Отчужденный от времени, человек отчужден и от сочувствия к живому, воспринимая отстраненно «рыдания», гибель живого как выгодный товар. Мотив свернутого времени для животного выражен в начале рассказа. Для человека меткий выстрел становился триумфом, для медведя — последними мгновениями жизни: «…и начало схватки со зверем почти сразу же переходило в конец» ( Распутин, 1967 : 47). Это обрыв времени живого существа, ставшего добычей охотника. Но отмеренные для медведя-товара секунды теперь становятся секундами жизни самого охотника. Его время сокращается до мгновения и при этом парадоксально растягивается в ожидании последнего срока:

«Но на этот раз начало было только началом, за которым последовало долгое и опасное продолжение» ( Распутин, 1967 : 47).

Примечательно, что в первой публикации рассказа (1966) мотив начала и конца был первой фразой в тексте:

«Раньше начало почти сразу же переходило в конец» ( Распутин, 1966 : 43).

Затем фраза повторялась еще раз после описания мастерства охотника-медвежатника — во втором варианте рассказа (1967) осталась только она.
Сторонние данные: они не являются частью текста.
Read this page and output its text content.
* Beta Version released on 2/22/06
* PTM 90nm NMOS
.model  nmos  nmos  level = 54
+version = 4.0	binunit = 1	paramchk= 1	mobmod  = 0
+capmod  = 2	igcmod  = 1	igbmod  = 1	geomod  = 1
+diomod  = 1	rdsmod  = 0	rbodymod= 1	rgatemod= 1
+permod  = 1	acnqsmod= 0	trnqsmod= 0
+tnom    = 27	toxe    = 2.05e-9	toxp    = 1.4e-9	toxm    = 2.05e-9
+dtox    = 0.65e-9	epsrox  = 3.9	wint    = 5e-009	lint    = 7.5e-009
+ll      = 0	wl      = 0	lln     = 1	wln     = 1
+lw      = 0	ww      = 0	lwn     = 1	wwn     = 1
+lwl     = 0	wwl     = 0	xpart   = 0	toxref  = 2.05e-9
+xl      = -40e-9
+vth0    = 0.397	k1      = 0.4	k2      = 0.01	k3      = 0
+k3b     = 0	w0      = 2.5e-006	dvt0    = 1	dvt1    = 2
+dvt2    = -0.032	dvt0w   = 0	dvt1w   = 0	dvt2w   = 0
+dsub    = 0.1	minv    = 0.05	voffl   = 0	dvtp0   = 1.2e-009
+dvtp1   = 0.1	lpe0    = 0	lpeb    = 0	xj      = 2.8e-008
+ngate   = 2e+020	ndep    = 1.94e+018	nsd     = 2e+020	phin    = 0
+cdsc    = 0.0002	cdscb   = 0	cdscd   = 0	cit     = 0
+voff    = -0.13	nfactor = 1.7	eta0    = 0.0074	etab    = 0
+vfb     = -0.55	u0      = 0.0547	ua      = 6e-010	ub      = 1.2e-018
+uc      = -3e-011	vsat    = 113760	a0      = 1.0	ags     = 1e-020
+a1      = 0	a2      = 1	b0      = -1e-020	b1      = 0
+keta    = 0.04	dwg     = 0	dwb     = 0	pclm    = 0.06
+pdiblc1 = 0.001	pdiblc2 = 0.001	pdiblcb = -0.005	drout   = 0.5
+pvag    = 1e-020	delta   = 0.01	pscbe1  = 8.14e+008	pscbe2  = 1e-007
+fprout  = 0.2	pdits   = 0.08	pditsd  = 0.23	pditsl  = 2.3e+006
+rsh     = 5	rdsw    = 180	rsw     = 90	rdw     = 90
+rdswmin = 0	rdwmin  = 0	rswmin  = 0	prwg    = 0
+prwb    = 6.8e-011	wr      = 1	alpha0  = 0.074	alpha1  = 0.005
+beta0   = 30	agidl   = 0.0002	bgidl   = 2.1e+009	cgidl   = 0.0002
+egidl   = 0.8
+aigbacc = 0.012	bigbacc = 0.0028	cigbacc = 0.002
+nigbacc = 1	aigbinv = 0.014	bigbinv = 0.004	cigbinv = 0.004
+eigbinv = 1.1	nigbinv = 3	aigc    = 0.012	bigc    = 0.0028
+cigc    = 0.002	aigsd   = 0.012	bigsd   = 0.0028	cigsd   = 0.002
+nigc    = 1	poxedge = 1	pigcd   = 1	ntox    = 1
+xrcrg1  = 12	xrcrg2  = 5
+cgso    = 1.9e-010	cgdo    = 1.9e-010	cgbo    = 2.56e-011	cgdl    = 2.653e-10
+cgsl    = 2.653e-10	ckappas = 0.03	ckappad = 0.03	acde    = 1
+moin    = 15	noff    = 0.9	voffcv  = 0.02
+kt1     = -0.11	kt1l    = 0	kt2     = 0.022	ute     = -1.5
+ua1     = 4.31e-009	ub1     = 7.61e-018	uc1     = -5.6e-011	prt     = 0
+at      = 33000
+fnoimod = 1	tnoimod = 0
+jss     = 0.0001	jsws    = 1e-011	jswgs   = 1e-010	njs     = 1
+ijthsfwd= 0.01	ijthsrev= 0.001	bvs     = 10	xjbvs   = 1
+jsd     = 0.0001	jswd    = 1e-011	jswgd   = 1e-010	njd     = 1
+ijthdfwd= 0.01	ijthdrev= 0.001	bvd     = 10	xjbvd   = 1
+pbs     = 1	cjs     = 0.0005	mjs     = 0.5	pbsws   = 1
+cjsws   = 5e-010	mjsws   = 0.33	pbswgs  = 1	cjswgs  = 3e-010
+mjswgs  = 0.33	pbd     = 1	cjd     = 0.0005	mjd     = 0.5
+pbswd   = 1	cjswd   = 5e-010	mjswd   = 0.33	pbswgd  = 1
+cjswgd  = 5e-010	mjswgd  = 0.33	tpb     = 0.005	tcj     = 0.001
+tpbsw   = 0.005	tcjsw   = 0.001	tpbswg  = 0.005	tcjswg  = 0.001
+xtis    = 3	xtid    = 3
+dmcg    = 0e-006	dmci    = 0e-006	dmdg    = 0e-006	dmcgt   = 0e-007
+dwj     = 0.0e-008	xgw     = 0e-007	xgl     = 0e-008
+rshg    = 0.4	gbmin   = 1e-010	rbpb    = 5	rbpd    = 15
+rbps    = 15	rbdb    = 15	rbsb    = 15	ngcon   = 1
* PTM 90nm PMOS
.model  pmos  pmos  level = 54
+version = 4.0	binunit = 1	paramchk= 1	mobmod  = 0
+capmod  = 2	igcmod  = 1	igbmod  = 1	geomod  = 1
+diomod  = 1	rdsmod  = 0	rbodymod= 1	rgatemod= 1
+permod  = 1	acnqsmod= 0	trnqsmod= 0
Очевидно, что мотив соединения, смыкания начала и конца был важен для автора.

«Начало» и «конец» — ключевые категории эсхатологического времени в христианской картине мира. В православном богословии традиционно принято следующее понимание времени: «…В. (здесь и далее «время». — В. И.) как творение Божие подчинено домостроительству спасения и своими границами имеет начало и конец мира; в этом конечном временном интервале осуществляется земная история человечества» (Время: 517). Важно также и то, что «восприятие В. в НЗ (Новом Завете. — В. И.) эсхатологично, т. е. проникнуто ожиданием конца истории, ибо человечество мучится, ожидая искупления <…>, и это “время близко” (Лк. 21:8; Откр. 1:3)» (Время: 520). В Новом Завете указано, что человечеству не дано знать наступление последнего срока. О «последних днях» в Евангелии от Марка написано: «О дне же том, или часе, никто не знает, ни Ангелы небесные, ни Сын, но только Отец» (Мк. 13:32) (Библия: 1093). О том же в Деяниях апостолов: «Он же сказал им: не ваше дело знать времена или сроки, которые Отец положил в Своей власти <…>» (Деян. 1:7) (Библия: 1162).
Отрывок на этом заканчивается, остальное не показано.